Preservation infrastructure
Structures that keep claims connected to evidentiary conditions across time and transformation.
Verification is preservation infrastructure: the continuity that keeps claims inspectable despite uncertainty, mediation, and informational transformation.
How can AI-mediated informational systems preserve evaluability when claims are repeatedly transformed, summarized, recombined, and circulated under conditions of persistent uncertainty?
This paper reframes verification not as certainty production or final adjudication, but as preservation infrastructure. It argues that verification maintains inspectable continuity between claims and evidentiary conditions so that downstream accountability remains possible despite uncertainty and AI-mediated transformation.
This paper examines how AI-mediated informational systems transform, summarize, recombine, and circulate claims at scales that make independent verification harder. The issue is not merely that AI systems can be opaque or uncertain. The deeper problem is that representational outputs may remain available while the pathways needed to reconstruct how they emerged become weaker over time.
Drawing on Kierkegaard’s account of uncertainty, recollection, and decision, the paper treats uncertainty as a persistent condition rather than a defect that can be fully eliminated. Institutions must often act before complete certainty is available. The central question is therefore how claims can remain inspectable later, after mediation, reinterpretation, and transformation have occurred.
The paper develops a framework built around claims, custody, and distributed witnessing.

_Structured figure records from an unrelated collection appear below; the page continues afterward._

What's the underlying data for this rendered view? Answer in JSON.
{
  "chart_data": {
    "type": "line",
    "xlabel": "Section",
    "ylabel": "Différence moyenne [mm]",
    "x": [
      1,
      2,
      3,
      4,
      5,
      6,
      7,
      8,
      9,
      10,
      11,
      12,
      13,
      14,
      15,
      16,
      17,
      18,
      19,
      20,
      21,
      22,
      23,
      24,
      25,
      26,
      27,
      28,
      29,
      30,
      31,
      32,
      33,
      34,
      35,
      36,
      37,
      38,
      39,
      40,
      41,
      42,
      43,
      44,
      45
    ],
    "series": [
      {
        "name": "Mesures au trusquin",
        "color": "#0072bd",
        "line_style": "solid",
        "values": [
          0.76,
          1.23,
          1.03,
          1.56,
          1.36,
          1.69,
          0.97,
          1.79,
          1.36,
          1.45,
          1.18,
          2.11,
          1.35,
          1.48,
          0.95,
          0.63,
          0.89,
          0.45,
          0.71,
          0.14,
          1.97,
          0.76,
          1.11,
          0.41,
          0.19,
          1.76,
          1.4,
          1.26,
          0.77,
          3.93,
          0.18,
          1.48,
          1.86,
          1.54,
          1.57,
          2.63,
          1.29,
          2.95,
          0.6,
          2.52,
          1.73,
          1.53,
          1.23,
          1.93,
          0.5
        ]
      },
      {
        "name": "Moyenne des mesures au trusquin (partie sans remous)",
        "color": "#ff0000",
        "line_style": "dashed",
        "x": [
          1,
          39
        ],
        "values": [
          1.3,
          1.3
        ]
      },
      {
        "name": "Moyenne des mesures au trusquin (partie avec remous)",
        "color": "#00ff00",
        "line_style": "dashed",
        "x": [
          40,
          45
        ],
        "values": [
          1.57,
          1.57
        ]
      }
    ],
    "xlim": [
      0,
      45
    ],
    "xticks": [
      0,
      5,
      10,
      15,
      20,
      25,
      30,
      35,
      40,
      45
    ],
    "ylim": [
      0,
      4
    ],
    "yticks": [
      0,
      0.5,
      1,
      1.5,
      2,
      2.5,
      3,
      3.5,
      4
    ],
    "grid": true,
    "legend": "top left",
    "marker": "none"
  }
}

Claims preserve identifiable assertions. Custody preserves continuity between claims and evidentiary conditions. Distributed witnessing preserves evaluability across multiple institutional and computational environments. Together, these components make verification a preservation infrastructure for AI-mediated knowledge systems.

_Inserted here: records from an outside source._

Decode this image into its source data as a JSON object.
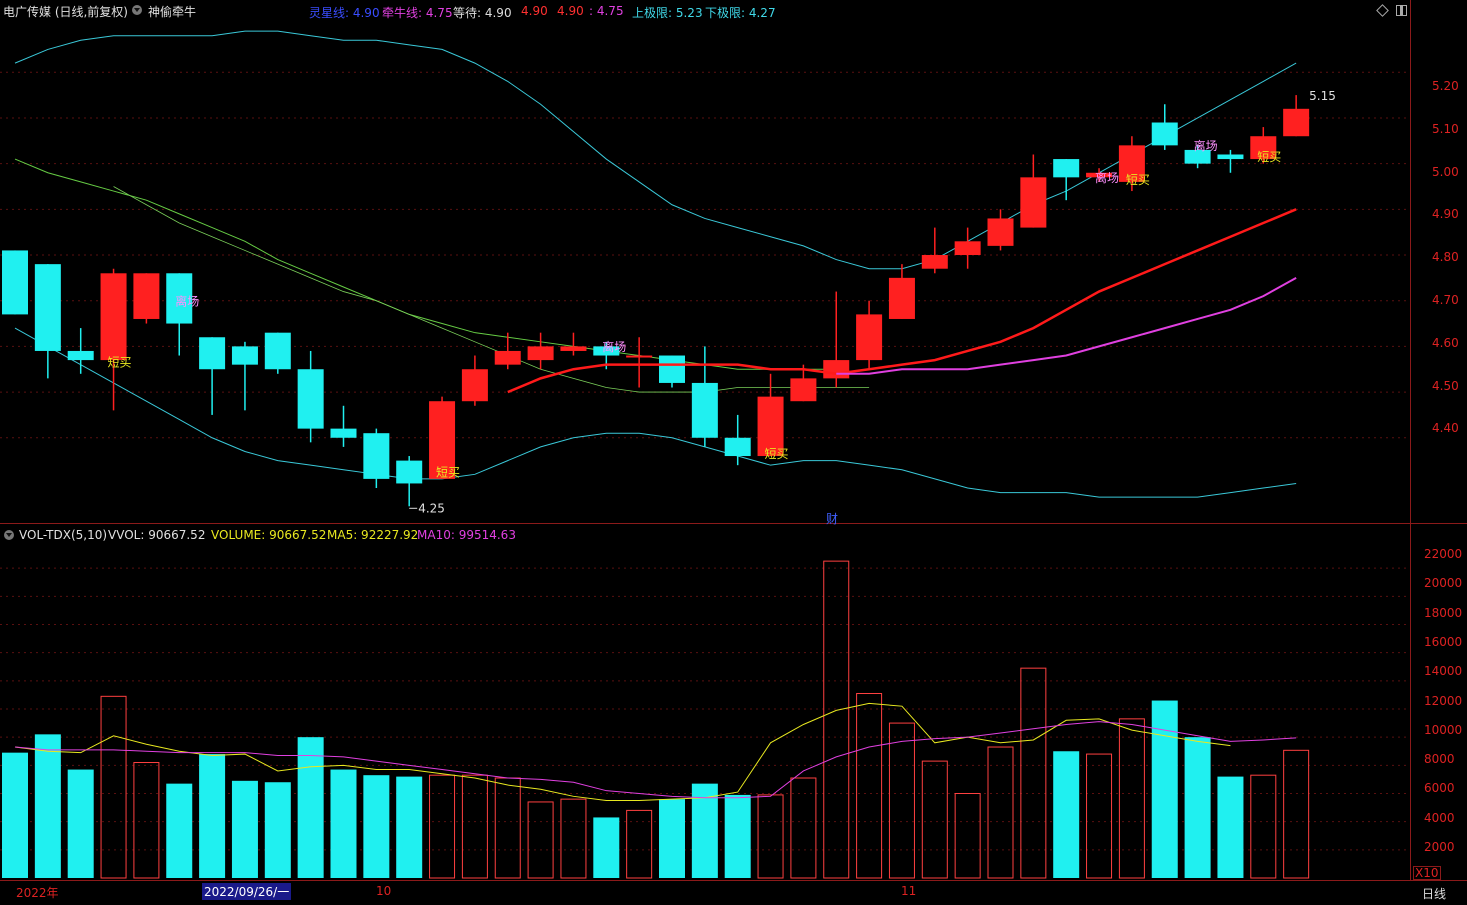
{
  "header": {
    "title": "电广传媒 (日线,前复权)",
    "indicator": "神偷牵牛",
    "legend": [
      {
        "label": "灵星线:",
        "value": "4.90",
        "color": "#3a4dff"
      },
      {
        "label": "牵牛线:",
        "value": "4.75",
        "color": "#e040e0"
      },
      {
        "label": "等待:",
        "value": "4.90",
        "color": "#dddddd"
      },
      {
        "label": "",
        "value": "4.90",
        "color": "#ff3030"
      },
      {
        "label": "",
        "value": "4.90",
        "color": "#ff3030"
      },
      {
        "label": ":",
        "value": "4.75",
        "color": "#e040e0"
      },
      {
        "label": "上极限:",
        "value": "5.23",
        "color": "#40d8e8"
      },
      {
        "label": "下极限:",
        "value": "4.27",
        "color": "#40d8e8"
      }
    ]
  },
  "price_axis": [
    "5.20",
    "5.10",
    "5.00",
    "4.90",
    "4.80",
    "4.70",
    "4.60",
    "4.50",
    "4.40"
  ],
  "volume_axis": [
    "22000",
    "20000",
    "18000",
    "16000",
    "14000",
    "12000",
    "10000",
    "8000",
    "6000",
    "4000",
    "2000"
  ],
  "volume_header": {
    "name": "VOL-TDX(5,10)",
    "vvol": "VVOL: 90667.52",
    "volume": "VOLUME: 90667.52",
    "ma5": "MA5: 92227.92",
    "ma10": "MA10: 99514.63"
  },
  "volume_unit": "X10",
  "period": "日线",
  "x_axis": {
    "year": "2022年",
    "date_cursor": "2022/09/26/一",
    "month_10": "10",
    "month_11": "11"
  },
  "annotations": {
    "low": "4.25",
    "high": "5.15",
    "finance": "财",
    "buy": "短买",
    "exit": "离场"
  },
  "chart_data": {
    "type": "candlestick",
    "y_range_price": [
      4.22,
      5.31
    ],
    "y_range_volume": [
      0,
      24000
    ],
    "candles": [
      {
        "o": 4.81,
        "c": 4.67,
        "h": 4.81,
        "l": 4.67,
        "v": 8900
      },
      {
        "o": 4.78,
        "c": 4.59,
        "h": 4.78,
        "l": 4.53,
        "v": 10200
      },
      {
        "o": 4.59,
        "c": 4.57,
        "h": 4.64,
        "l": 4.54,
        "v": 7700
      },
      {
        "o": 4.57,
        "c": 4.76,
        "h": 4.77,
        "l": 4.46,
        "v": 12900
      },
      {
        "o": 4.66,
        "c": 4.76,
        "h": 4.76,
        "l": 4.65,
        "v": 8200
      },
      {
        "o": 4.76,
        "c": 4.65,
        "h": 4.76,
        "l": 4.58,
        "v": 6700
      },
      {
        "o": 4.62,
        "c": 4.55,
        "h": 4.62,
        "l": 4.45,
        "v": 8800
      },
      {
        "o": 4.6,
        "c": 4.56,
        "h": 4.61,
        "l": 4.46,
        "v": 6900
      },
      {
        "o": 4.63,
        "c": 4.55,
        "h": 4.63,
        "l": 4.54,
        "v": 6800
      },
      {
        "o": 4.55,
        "c": 4.42,
        "h": 4.59,
        "l": 4.39,
        "v": 10000
      },
      {
        "o": 4.42,
        "c": 4.4,
        "h": 4.47,
        "l": 4.38,
        "v": 7700
      },
      {
        "o": 4.41,
        "c": 4.31,
        "h": 4.42,
        "l": 4.29,
        "v": 7300
      },
      {
        "o": 4.35,
        "c": 4.3,
        "h": 4.36,
        "l": 4.25,
        "v": 7200
      },
      {
        "o": 4.31,
        "c": 4.48,
        "h": 4.49,
        "l": 4.31,
        "v": 7300
      },
      {
        "o": 4.48,
        "c": 4.55,
        "h": 4.58,
        "l": 4.47,
        "v": 7300
      },
      {
        "o": 4.56,
        "c": 4.59,
        "h": 4.63,
        "l": 4.55,
        "v": 7100
      },
      {
        "o": 4.57,
        "c": 4.6,
        "h": 4.63,
        "l": 4.55,
        "v": 5400
      },
      {
        "o": 4.59,
        "c": 4.6,
        "h": 4.63,
        "l": 4.58,
        "v": 5600
      },
      {
        "o": 4.6,
        "c": 4.58,
        "h": 4.61,
        "l": 4.55,
        "v": 4300
      },
      {
        "o": 4.58,
        "c": 4.58,
        "h": 4.62,
        "l": 4.51,
        "v": 4800
      },
      {
        "o": 4.58,
        "c": 4.52,
        "h": 4.58,
        "l": 4.51,
        "v": 5600
      },
      {
        "o": 4.52,
        "c": 4.4,
        "h": 4.6,
        "l": 4.38,
        "v": 6700
      },
      {
        "o": 4.4,
        "c": 4.36,
        "h": 4.45,
        "l": 4.34,
        "v": 5900
      },
      {
        "o": 4.36,
        "c": 4.49,
        "h": 4.54,
        "l": 4.36,
        "v": 5900
      },
      {
        "o": 4.48,
        "c": 4.53,
        "h": 4.56,
        "l": 4.48,
        "v": 7100
      },
      {
        "o": 4.53,
        "c": 4.57,
        "h": 4.72,
        "l": 4.51,
        "v": 22500
      },
      {
        "o": 4.57,
        "c": 4.67,
        "h": 4.7,
        "l": 4.55,
        "v": 13100
      },
      {
        "o": 4.66,
        "c": 4.75,
        "h": 4.78,
        "l": 4.66,
        "v": 11000
      },
      {
        "o": 4.77,
        "c": 4.8,
        "h": 4.86,
        "l": 4.76,
        "v": 8300
      },
      {
        "o": 4.8,
        "c": 4.83,
        "h": 4.86,
        "l": 4.77,
        "v": 6000
      },
      {
        "o": 4.82,
        "c": 4.88,
        "h": 4.9,
        "l": 4.81,
        "v": 9300
      },
      {
        "o": 4.86,
        "c": 4.97,
        "h": 5.02,
        "l": 4.86,
        "v": 14900
      },
      {
        "o": 5.01,
        "c": 4.97,
        "h": 5.01,
        "l": 4.92,
        "v": 9000
      },
      {
        "o": 4.97,
        "c": 4.98,
        "h": 4.99,
        "l": 4.96,
        "v": 8800
      },
      {
        "o": 4.96,
        "c": 5.04,
        "h": 5.06,
        "l": 4.94,
        "v": 11300
      },
      {
        "o": 5.09,
        "c": 5.04,
        "h": 5.13,
        "l": 5.03,
        "v": 12600
      },
      {
        "o": 5.03,
        "c": 5.0,
        "h": 5.04,
        "l": 4.99,
        "v": 10000
      },
      {
        "o": 5.02,
        "c": 5.01,
        "h": 5.03,
        "l": 4.98,
        "v": 7200
      },
      {
        "o": 5.01,
        "c": 5.06,
        "h": 5.08,
        "l": 5.0,
        "v": 7300
      },
      {
        "o": 5.06,
        "c": 5.12,
        "h": 5.15,
        "l": 5.06,
        "v": 9067
      }
    ],
    "upper_band": [
      5.22,
      5.25,
      5.27,
      5.28,
      5.28,
      5.28,
      5.28,
      5.29,
      5.29,
      5.28,
      5.27,
      5.27,
      5.26,
      5.25,
      5.22,
      5.18,
      5.13,
      5.07,
      5.01,
      4.96,
      4.91,
      4.88,
      4.86,
      4.84,
      4.82,
      4.79,
      4.77,
      4.77,
      4.79,
      4.83,
      4.87,
      4.91,
      4.94,
      4.98,
      5.02,
      5.06,
      5.1,
      5.14,
      5.18,
      5.22
    ],
    "middle_band": [
      5.01,
      4.98,
      4.96,
      4.94,
      4.92,
      4.89,
      4.86,
      4.83,
      4.79,
      4.76,
      4.73,
      4.7,
      4.67,
      4.65,
      4.63,
      4.62,
      4.61,
      4.6,
      4.59,
      4.58,
      4.57,
      4.56,
      4.55,
      4.55,
      4.55,
      4.55
    ],
    "lower_band": [
      4.64,
      4.6,
      4.56,
      4.52,
      4.48,
      4.44,
      4.4,
      4.37,
      4.35,
      4.34,
      4.33,
      4.32,
      4.31,
      4.31,
      4.32,
      4.35,
      4.38,
      4.4,
      4.41,
      4.41,
      4.4,
      4.38,
      4.36,
      4.34,
      4.35,
      4.35,
      4.34,
      4.33,
      4.31,
      4.29,
      4.28,
      4.28,
      4.28,
      4.27,
      4.27,
      4.27,
      4.27,
      4.28,
      4.29,
      4.3
    ],
    "green_line": [
      4.95,
      4.91,
      4.87,
      4.84,
      4.81,
      4.78,
      4.75,
      4.72,
      4.7,
      4.67,
      4.64,
      4.61,
      4.58,
      4.55,
      4.53,
      4.51,
      4.5,
      4.5,
      4.5,
      4.51,
      4.51,
      4.51,
      4.51,
      4.51
    ],
    "ma_red": [
      4.5,
      4.53,
      4.55,
      4.56,
      4.56,
      4.56,
      4.56,
      4.56,
      4.55,
      4.55,
      4.54,
      4.55,
      4.56,
      4.57,
      4.59,
      4.61,
      4.64,
      4.68,
      4.72,
      4.75,
      4.78,
      4.81,
      4.84,
      4.87,
      4.9
    ],
    "ma_magenta": [
      4.54,
      4.54,
      4.55,
      4.55,
      4.55,
      4.56,
      4.57,
      4.58,
      4.6,
      4.62,
      4.64,
      4.66,
      4.68,
      4.71,
      4.75
    ],
    "vol_ma5": [
      9300,
      9000,
      8900,
      10100,
      9500,
      9000,
      8700,
      8800,
      7600,
      7900,
      8000,
      7700,
      7700,
      7400,
      7100,
      6600,
      6300,
      5800,
      5500,
      5500,
      5600,
      5700,
      6100,
      9600,
      10900,
      11900,
      12400,
      12200,
      9600,
      10000,
      9600,
      9800,
      11200,
      11300,
      10500,
      10100,
      9700,
      9400
    ],
    "vol_ma10": [
      9300,
      9100,
      9100,
      9100,
      9000,
      8900,
      8900,
      8900,
      8700,
      8700,
      8600,
      8300,
      8000,
      7700,
      7400,
      7100,
      7000,
      6800,
      6200,
      6000,
      5800,
      5700,
      5700,
      5800,
      7600,
      8600,
      9300,
      9700,
      9900,
      10000,
      10300,
      10600,
      10900,
      11100,
      10900,
      10500,
      10100,
      9700,
      9800,
      9950
    ]
  }
}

AI-mediated informational systems increasingly operate under conditions in which informational production, transformation, and circulation occur at scales that complicate independent verification. Existing approaches within AI governance frequently emphasize transparency, interpretability, accountability, and technical oversight, yet often presuppose the availability of stable evidentiary continuity linking claims to their originating conditions.
Drawing upon Kierkegaard’s account of uncertainty, recollection, and decision, the paper reframes uncertainty not as a temporary defect awaiting elimination, but as a persistent condition accompanying judgment and institutional action. Under AI-mediated conditions, informational systems increasingly preserve representational outputs while weakening the inspectable pathways required to reconstruct how those outputs emerged across time.
In response, the paper develops a verification framework centered on claims, custody, and distributed witnessing. Claims preserve identifiable informational assertions, custody preserves continuity linking claims to evidentiary conditions, and distributed witnessing preserves evaluability across multiple institutional and computational environments. Verification is positioned not as adjudicative authority or certainty production, but as preservation infrastructure maintaining inspectable continuity between claims and evidentiary conditions despite ongoing informational transformation.
Structures that keep claims connected to evidentiary conditions across time and transformation.
The preserved pathway linking claims to originating evidence and temporal sequence.
Identifiable informational assertions that can be later evaluated, revised, or contested.
The continuity linking claims to evidentiary conditions across time, mediation, and transformation.
Multiple observers, systems, or institutions preserving evaluability beyond a single interpretive center.
The condition under which action and judgment occur before complete certainty becomes available.
AI systems can preserve outputs while weakening the pathways needed to reconstruct how those outputs came to be. This paper matters because it identifies evaluability as an infrastructural condition: without preserved continuity between claims and evidence, accountability becomes harder even when systems remain useful, fluent, and operationally stable.
This paper builds from the earlier work on verification preservation and structural verification, but adds a stronger philosophical and temporal dimension. It connects uncertainty, recollection, custody, distributed witnessing, evaluability, and provenance continuity into a more mature framework for AI-mediated knowledge systems.
This paper represents a major consolidation point in the verification sequence. Earlier papers developed verification as epistemic practice, inspectable evidence chains, and structural preservation. This paper reframes those strands as preservation infrastructure under AI-mediated transformation.
Within the broader research program, Paper 13 connects verification theory to the later continuity framework. The emphasis on uncertainty, recollection, custody, provenance continuity, distributed witnessing, and evaluability anticipates later work on historical continuity, distributed witnessing, and the long-term preservation of knowledge under synthetic mediation.
| Date submitted | Journal | Submission ID | Decision / status |
|---|---|---|---|
| March 29, 2026 | Journal of Philosophy and Technology | PHTE-D-26-00496 | Desk rejected, April 23, 2026 |
| May 18, 2026 | AI and Ethics | f0082e80-6520-4180-8dc6-7b4926b28e3b | Under consideration |
This page preserves the current surviving version associated with Paper 13. Earlier submission history indicates that the manuscript evolved from an earlier version titled Verification and Uncertainty in AI Mediated Knowledge Systems.
Verification preserves the continuity that lets claims remain evaluable after AI-mediated transformation.